When I was a kid visiting my uncles, one of the things that surprised me was to see well-kept houses so close to the huge mills, oil storage tanks, and other heavy industry. On those visits, I couldn’t stop looking down the block, past the houses to the giant black cranes and piles of raw materials. I found the juxtapositions fascinating then, and even more so now. I looked for those intersections of the residential and industrial. Of course, there were no Google Maps or Google Earth while I was doing this project. Instead, I discovered the highly detailed paper maps that the Department of Interior produced, called 7.5 maps. I bought the half dozen of those that covered this area and studied them, looking for small clusters of homes wedged into areas of heavy industry. Those maps led me to places I might never have discovered.

Finally, I was surprised to find myself thinking about Nature. While I consider myself a landscape photographer, I am only interested in what I think of as human landscapes. These are landscapes that were created or significantly changed by human beings, landscapes that show the signs of human history and activity, and landscapes that now shape the lives of people who live and work in them. I’ve never been interested in photographing pure, untouched Nature. But as I worked down in the industrial area, I would sometimes get a strong hint of that feeling one can get in a natural landscape. A big sky, green plants, and a beautiful shine on a river or canal. While I knew that this area was once a lovely place of exceptional sand dunes, and pristine marshes, streams, rivers, and small lakes, Southeast Chicago and Northwest Indiana had become of the most degraded and toxic areas in the US, with extreme soil, air and water pollution, and industrial waste and biproducts everywhere. And yet, new trees and plants were now growing back on the sites of closed and abandoned mills and refineries. Foliage grew on unused bridges. Canals that had been dug for barges serving the mills and refineries were now mostly quiet. I saw people fishing in unlikely places. I thought I could see some hints of the lovely landscape that had been there before the industry arrived. And perhaps these were some small indications of future repairs to the landscape.

As I mentioned earlier, I started this project as an experiment to help me decide what kind of photographer I was. Was I still a Documentary photographer? I went down there to do a short, test.
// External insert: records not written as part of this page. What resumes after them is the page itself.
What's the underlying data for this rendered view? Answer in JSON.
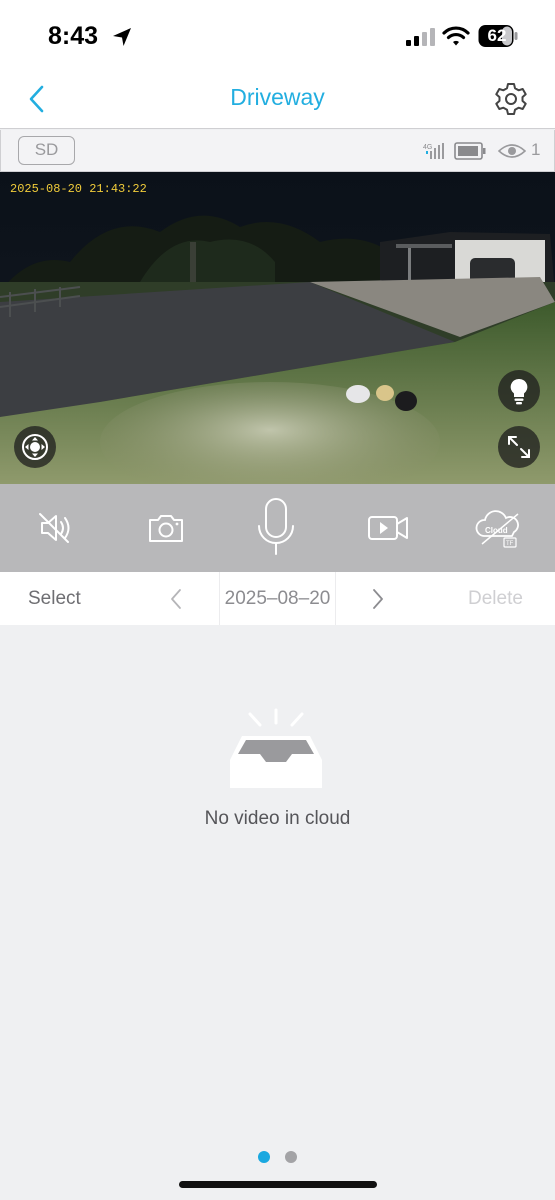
{
  "status_bar": {
    "time": "8:43",
    "battery": "62",
    "icons": [
      "location-arrow-icon",
      "cellular-signal-icon",
      "wifi-icon",
      "battery-icon"
    ]
  },
  "nav": {
    "title": "Driveway",
    "icons": [
      "chevron-left-icon",
      "gear-icon"
    ],
    "accent_color": "#22aee0"
  },
  "camera_bar": {
    "storage_label": "SD",
    "network_label": "4G",
    "viewer_count": "1",
    "icons": [
      "cellular-4g-icon",
      "battery-icon",
      "eye-icon"
    ]
  },
  "video": {
    "timestamp": "2025-08-20 21:43:22",
    "overlay_buttons": [
      "ptz-joystick-icon",
      "lightbulb-icon",
      "fullscreen-icon"
    ]
  },
  "controls": {
    "buttons": [
      "speaker-muted-icon",
      "camera-snapshot-icon",
      "microphone-icon",
      "video-record-icon",
      "cloud-tf-icon"
    ],
    "cloud_label": "Cloud",
    "tf_label": "TF"
  },
  "date_row": {
    "select_label": "Select",
    "date": "2025–08–20",
    "delete_label": "Delete"
  },
  "empty_state": {
    "message": "No video in cloud",
    "icon": "empty-tray-icon"
  },
  "pager": {
    "pages": 2,
    "active_page": 1,
    "active_color": "#1aa8e0"
  }
}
But as I worked in the area, I became more and more fascinated by the place and challenged by the problem of how to describe it in a straightforward and yet personal manner. I forgot that I just wanted an answer to that simple question and I spent much more time down there than I ever intended. And that, of course, provided the answer to my question. I actually was a Documentary photographer. After a total of about five years working in the area, I didn’t stop photographing Southeast Chicago and Northwest Indiana because I thought I had done everything possible in this area. I knew there was more to do. But I wanted to do other projects about other parts of Chicago. And I approached working in those other areas newly aware and more comfortable about what sort of photographer I was.